Le collaborateur a le droit de consulter son dossier.
Ce droit d'accès des employés est en général peu problématique pour l'employeur durant le cours ordinaire de la relation de travail et cela signifie que l'employeur est tenu de présenter son dossier dans son intégralité sur demande de l'employé. En revanche, certaines situations requièrent de l'employeur une analyse au cas par cas en cas d'exercice de ce droit d'accès. Par exemple, si une enquête interne est en cours contre un collaborateur et qu'un rapport intermédiaire est établit dans le cadre de l'enquête, ce dernier devra être versé au dossier personnel du collaborateur concerné et la consultation d’un tel rapport par le collaborateur peut aller à l’encontre des objectifs de l’enquête. Dans de telles situations, il est donc recommandé de limiter le droit d'accès des employés, par exemple en invoquant des intérêts prépondérants comme le prévoit l’art. 26 al. 2 let. a LPD. Il en va de même lorsqu’un procès est en cours entre l’employeur et l’employé.
Cependant, même en présence d’intérêts prépondérants, il n’est pas possible de refuser purement et simplement au collaborateur d’exercer son droit d'accès. Il est donc nécessaire de déterminer au cas par cas, pour chaque information, si le droit d'accès du collaborateur peut être restreint ou non.

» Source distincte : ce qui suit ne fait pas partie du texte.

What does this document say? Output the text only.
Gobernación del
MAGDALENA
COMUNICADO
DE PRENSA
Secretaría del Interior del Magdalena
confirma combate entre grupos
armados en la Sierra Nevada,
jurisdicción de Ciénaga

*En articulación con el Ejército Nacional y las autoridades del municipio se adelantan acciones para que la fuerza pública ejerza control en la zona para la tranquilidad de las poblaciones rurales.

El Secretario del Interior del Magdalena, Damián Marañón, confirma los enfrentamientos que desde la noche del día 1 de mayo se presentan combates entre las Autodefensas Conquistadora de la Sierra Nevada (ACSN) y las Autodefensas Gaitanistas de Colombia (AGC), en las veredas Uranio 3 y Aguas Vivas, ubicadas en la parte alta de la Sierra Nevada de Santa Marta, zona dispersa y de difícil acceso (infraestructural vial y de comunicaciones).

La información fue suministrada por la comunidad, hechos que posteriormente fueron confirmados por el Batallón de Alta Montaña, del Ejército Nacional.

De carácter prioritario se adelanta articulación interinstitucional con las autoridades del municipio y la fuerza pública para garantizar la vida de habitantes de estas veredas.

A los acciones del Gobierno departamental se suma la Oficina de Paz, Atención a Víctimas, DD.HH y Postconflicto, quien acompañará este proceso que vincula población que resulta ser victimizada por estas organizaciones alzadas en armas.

Selon l’art. 30 LPD, il n’est pas permis de traiter des données contre la volonté expresse de la personne concernée. L’employé ne peut cependant empêcher son employeur de récolter certaines informations dans la mesure où cette collecte est nécessaire à l'exécution du contrat de travail. Son droit de faire supprimer des données le concernant est également limité en raison de l’existence d’un contrat de travail. L'employé peut toutefois exiger que les données erronées soient ôtées de son dossier (c’est-à-dire celles qui étaient déjà incorrectes au moment de leur enregistrement, cf. ci-dessus) ou celles devenues inutiles (certificats médicaux antédiluviens, éventuellement le dossier de candidature, etc.). Dans ce cadre, il est recommandé de suivre la règle générale suivante: les pièces pouvant encore servir à apprécier le bien-fondé de prétentions exigibles (i.e. non-prescrites) ne doivent pas être éliminées, même si le collaborateur en fait la demande.

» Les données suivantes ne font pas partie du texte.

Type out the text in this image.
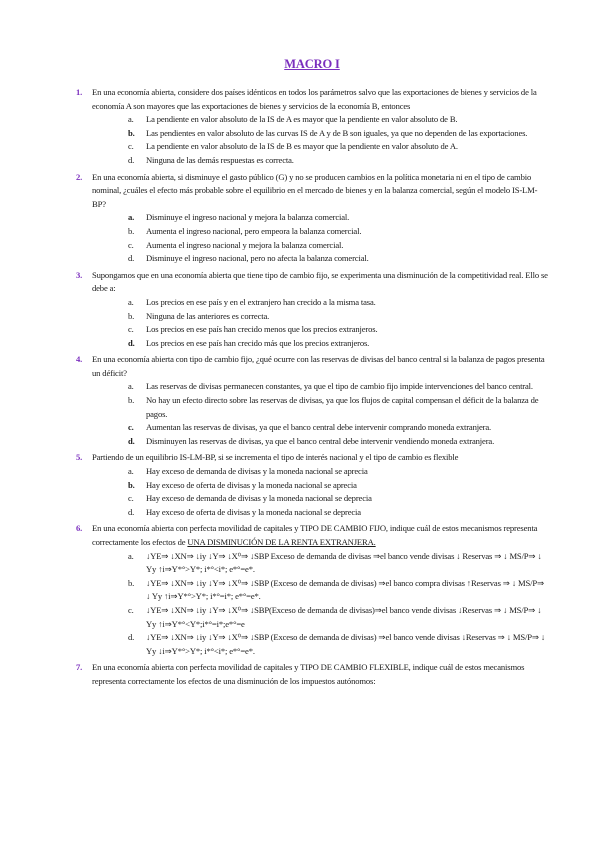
MACRO I
1. En una economía abierta, considere dos países idénticos en todos los parámetros salvo que las exportaciones de bienes y servicios de la economía A son mayores que las exportaciones de bienes y servicios de la economía B, entonces
a. La pendiente en valor absoluto de la IS de A es mayor que la pendiente en valor absoluto de B.
b. Las pendientes en valor absoluto de las curvas IS de A y de B son iguales, ya que no dependen de las exportaciones.
c. La pendiente en valor absoluto de la IS de B es mayor que la pendiente en valor absoluto de A.
d. Ninguna de las demás respuestas es correcta.
2. En una economía abierta, si disminuye el gasto público (G) y no se producen cambios en la política monetaria ni en el tipo de cambio nominal, ¿cuáles el efecto más probable sobre el equilibrio en el mercado de bienes y en la balanza comercial, según el modelo IS-LM-BP?
a. Disminuye el ingreso nacional y mejora la balanza comercial.
b. Aumenta el ingreso nacional, pero empeora la balanza comercial.
c. Aumenta el ingreso nacional y mejora la balanza comercial.
d. Disminuye el ingreso nacional, pero no afecta la balanza comercial.
3. Supongamos que en una economía abierta que tiene tipo de cambio fijo, se experimenta una disminución de la competitividad real. Ello se debe a:
a. Los precios en ese país y en el extranjero han crecido a la misma tasa.
b. Ninguna de las anteriores es correcta.
c. Los precios en ese país han crecido menos que los precios extranjeros.
d. Los precios en ese país han crecido más que los precios extranjeros.
4. En una economía abierta con tipo de cambio fijo, ¿qué ocurre con las reservas de divisas del banco central si la balanza de pagos presenta un déficit?
a. Las reservas de divisas permanecen constantes, ya que el tipo de cambio fijo impide intervenciones del banco central.
b. No hay un efecto directo sobre las reservas de divisas, ya que los flujos de capital compensan el déficit de la balanza de pagos.
c. Aumentan las reservas de divisas, ya que el banco central debe intervenir comprando moneda extranjera.
d. Disminuyen las reservas de divisas, ya que el banco central debe intervenir vendiendo moneda extranjera.
5. Partiendo de un equilibrio IS-LM-BP, si se incrementa el tipo de interés nacional y el tipo de cambio es flexible
a. Hay exceso de demanda de divisas y la moneda nacional se aprecia
b. Hay exceso de oferta de divisas y la moneda nacional se aprecia
c. Hay exceso de demanda de divisas y la moneda nacional se deprecia
d. Hay exceso de oferta de divisas y la moneda nacional se deprecia
6. En una economía abierta con perfecta movilidad de capitales y TIPO DE CAMBIO FIJO, indique cuál de estos mecanismos representa correctamente los efectos de UNA DISMINUCIÓN DE LA RENTA EXTRANJERA.
a. ↓YE⇒ ↓XN⇒ ↓iy ↓Y⇒ ↓X⁰⇒ ↓SBP Exceso de demanda de divisas ⇒el banco vende divisas ↓ Reservas ⇒ ↓ MS/P⇒ ↓ Yy ↑i⇒Y*°>Y*; i*°<i*; e*°=e*.
b. ↓YE⇒ ↓XN⇒ ↓iy ↓Y⇒ ↓X⁰⇒ ↓SBP (Exceso de demanda de divisas) ⇒el banco compra divisas ↑Reservas ⇒ ↓ MS/P⇒ ↓ Yy ↑i⇒Y*°>Y*; i*°=i*; e*°=e*.
c. ↓YE⇒ ↓XN⇒ ↓iy ↓Y⇒ ↓X⁰⇒ ↓SBP(Exceso de demanda de divisas)⇒el banco vende divisas ↓Reservas ⇒ ↓ MS/P⇒ ↓ Yy ↑i⇒Y*°<Y*;i*°=i*;e*°=e
d. ↓YE⇒ ↓XN⇒ ↓iy ↓Y⇒ ↓X⁰⇒ ↓SBP (Exceso de demanda de divisas) ⇒el banco vende divisas ↓Reservas ⇒ ↓ MS/P⇒ ↓ Yy ↓i⇒Y*°>Y*; i*°<i*; e*°=e*.
7. En una economía abierta con perfecta movilidad de capitales y TIPO DE CAMBIO FLEXIBLE, indique cuál de estos mecanismos representa correctamente los efectos de una disminución de los impuestos autónomos:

Important! Lorsqu’un collaborateur démissionne et vous demande de supprimer son dossier personnel de votre système de données, il ne renonce pas de ce fait à ses droits en tant qu’employé. Il se peut donc tout à fait qu’il exerce certains de ses droits par la suite, par exemple en effectuant une demande d'accès ou en demandant la remise d’un certificat de travail.
Le dossier personnel ne doit pas être communiqué à des tiers.

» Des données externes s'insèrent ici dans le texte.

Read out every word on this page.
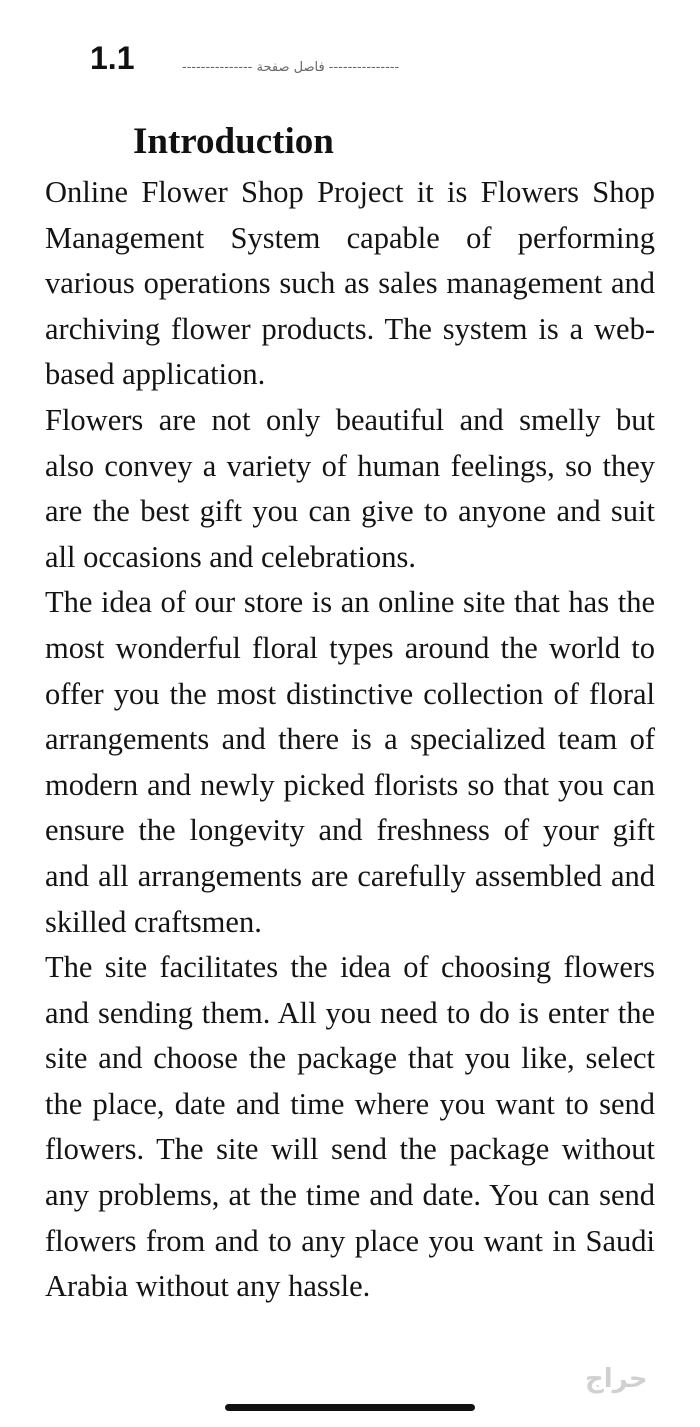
1.1	--------------- فاصل صفحة ---------------
Introduction

Online Flower Shop Project it is Flowers Shop Management System capable of performing various operations such as sales management and archiving flower products. The system is a web-based application.

Flowers are not only beautiful and smelly but also convey a variety of human feelings, so they are the best gift you can give to anyone and suit all occasions and celebrations.

The idea of our store is an online site that has the most wonderful floral types around the world to offer you the most distinctive collection of floral arrangements and there is a specialized team of modern and newly picked florists so that you can ensure the longevity and freshness of your gift and all arrangements are carefully assembled and skilled craftsmen.

The site facilitates the idea of choosing flowers and sending them. All you need to do is enter the site and choose the package that you like, select the place, date and time where you want to send flowers. The site will send the package without any problems, at the time and date. You can send flowers from and to any place you want in Saudi Arabia without any hassle.

حراج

Les dossiers personnels contiennent généralement des données personnelles sensibles au sens de la LPD. Ils ne doivent donc pas être communiqués à des tiers. En cas de fusion d’entreprises, cela peut engendrer une situation délicate lorsque l’entreprise acquéreuse souhaite déterminer si l’entreprise qu’elle souhaite reprendre doit encore s’acquitter d’importantes obligations envers son personnel. Sans motifs justificatifs, cette entreprise ne devrait donc pas avoir accès à ces données.